Le responsable nationaliste corse François Sargentini, membre de l'exécutif d'Indipendenza, a déclaré dimanche lors des journées internationales de Corte que la destruction de la plaque apposée à Ajaccio à la mémoire du préfet de Corse Claude Erignac était "un acte déplorable" survenu "dans une situation de crise". "Je ne m'en réjouis pas, c'est un acte déplorable, mais qui survient dans une situation de crise et de blocage en Corse", a-t-il dit.
Le porte-parole de Corsica Nazione Jean-Guy Talamoni, interrogé sur Europe 1, a déclaré que son mouvement était "totalement étranger à cet acte".

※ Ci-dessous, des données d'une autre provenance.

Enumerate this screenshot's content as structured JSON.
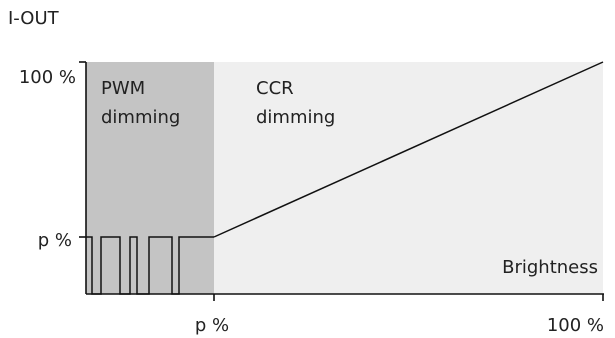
{
  "y_axis_title": "I-OUT",
  "y_ticks": {
    "top": "100 %",
    "mid": "p %"
  },
  "x_ticks": {
    "mid": "p %",
    "end": "100 %"
  },
  "regions": {
    "pwm": {
      "line1": "PWM",
      "line2": "dimming"
    },
    "ccr": {
      "line1": "CCR",
      "line2": "dimming"
    }
  },
  "x_axis_label": "Brightness",
  "colors": {
    "pwm_fill": "#c4c4c4",
    "ccr_fill": "#efefef",
    "line": "#111111"
  }
}
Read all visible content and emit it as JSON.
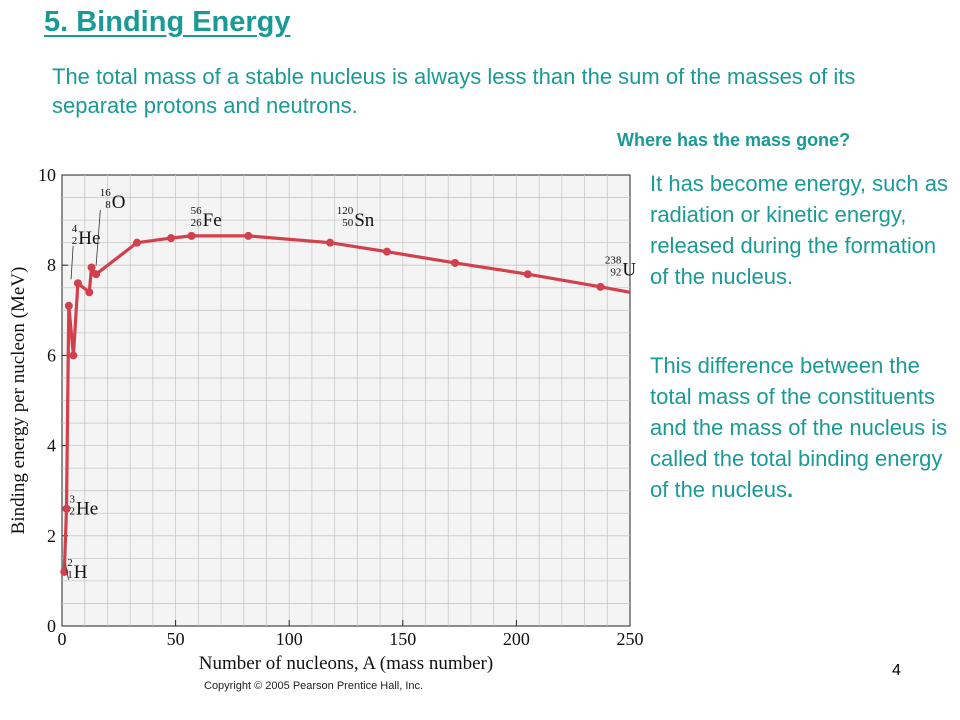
{
  "slide": {
    "title": "5. Binding Energy",
    "intro": "The total mass of a stable nucleus is always less than the sum of the masses of its separate protons and neutrons.",
    "question": "Where has the mass gone?",
    "answer": "It has become energy, such as radiation or kinetic energy, released during the formation of the nucleus.",
    "explanation": "This difference between the total mass of the constituents and the mass of the nucleus is called the total binding energy of the nucleus",
    "explanation_end": ".",
    "copyright": "Copyright © 2005 Pearson Prentice Hall, Inc.",
    "page_number": "4"
  },
  "colors": {
    "accent": "#1a9a96",
    "curve": "#d2404c",
    "grid": "#c8c8c8",
    "plot_bg": "#f4f4f4"
  },
  "chart_data": {
    "type": "line",
    "xlabel": "Number of nucleons, A (mass number)",
    "ylabel": "Binding energy per nucleon (MeV)",
    "xlim": [
      0,
      250
    ],
    "ylim": [
      0,
      10
    ],
    "x_ticks": [
      0,
      50,
      100,
      150,
      200,
      250
    ],
    "y_ticks": [
      0,
      2,
      4,
      6,
      8,
      10
    ],
    "grid": true,
    "series": [
      {
        "points": [
          [
            1,
            1.2
          ],
          [
            2,
            2.6
          ],
          [
            3,
            7.1
          ],
          [
            5,
            6.0
          ],
          [
            7,
            7.6
          ],
          [
            12,
            7.4
          ],
          [
            13,
            7.95
          ],
          [
            15,
            7.8
          ],
          [
            33,
            8.5
          ],
          [
            48,
            8.6
          ],
          [
            57,
            8.65
          ],
          [
            82,
            8.65
          ],
          [
            118,
            8.5
          ],
          [
            143,
            8.3
          ],
          [
            173,
            8.05
          ],
          [
            205,
            7.8
          ],
          [
            237,
            7.52
          ]
        ],
        "curve_end": [
          250,
          7.4
        ]
      }
    ],
    "annotations": [
      {
        "symbol": "H",
        "mass": "2",
        "atomic": "1",
        "x": 2,
        "y": 1.2
      },
      {
        "symbol": "He",
        "mass": "3",
        "atomic": "2",
        "x": 3,
        "y": 2.6
      },
      {
        "symbol": "He",
        "mass": "4",
        "atomic": "2",
        "x": 4,
        "y": 8.6
      },
      {
        "symbol": "O",
        "mass": "16",
        "atomic": "8",
        "x": 16,
        "y": 9.4
      },
      {
        "symbol": "Fe",
        "mass": "56",
        "atomic": "26",
        "x": 56,
        "y": 9.0
      },
      {
        "symbol": "Sn",
        "mass": "120",
        "atomic": "50",
        "x": 120,
        "y": 9.0
      },
      {
        "symbol": "U",
        "mass": "238",
        "atomic": "92",
        "x": 238,
        "y": 7.9
      }
    ]
  }
}
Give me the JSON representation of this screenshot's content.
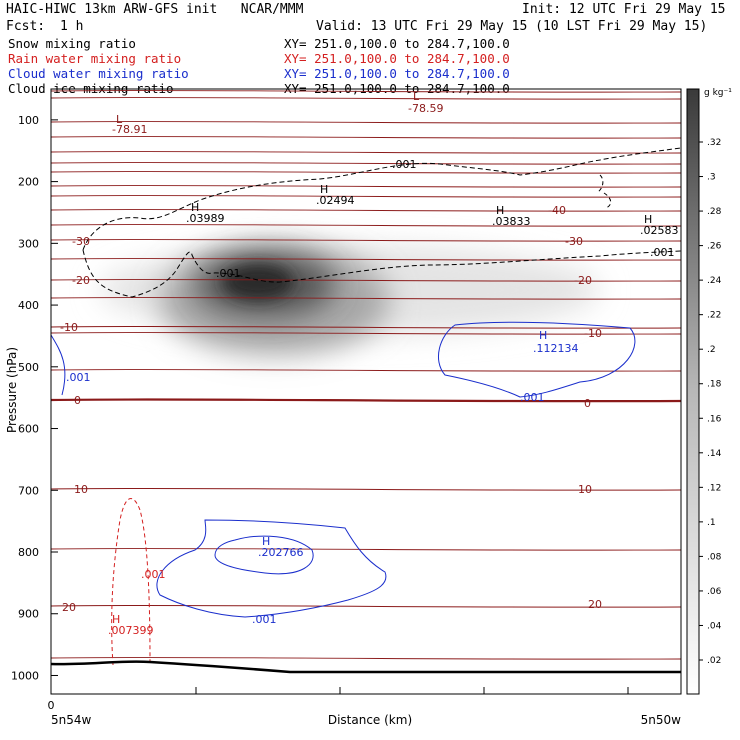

"Lorsque les nationalistes corses avaient apposé une plaque à la mémoire de Guy Orsoni, un militant assassiné en 1983, c'est la police française qui était venue et avait ôté la plaque", a-t-il ajouté. "Il y a quelques années, la plaque commémorant la bataille de Ponte Novu (victoire de la France contre l'armée corse en 1769, N.D.L.R.) avait été plastiquée par des anti-corses, des barbouzes", a-t-il affirmé
"Ce qu'il faut, c'est créer les conditions politiques pour éviter tout dérapage et toute surenchère, redynamiser le processus pour que les gens aient une perspective", a-t-il poursuivi.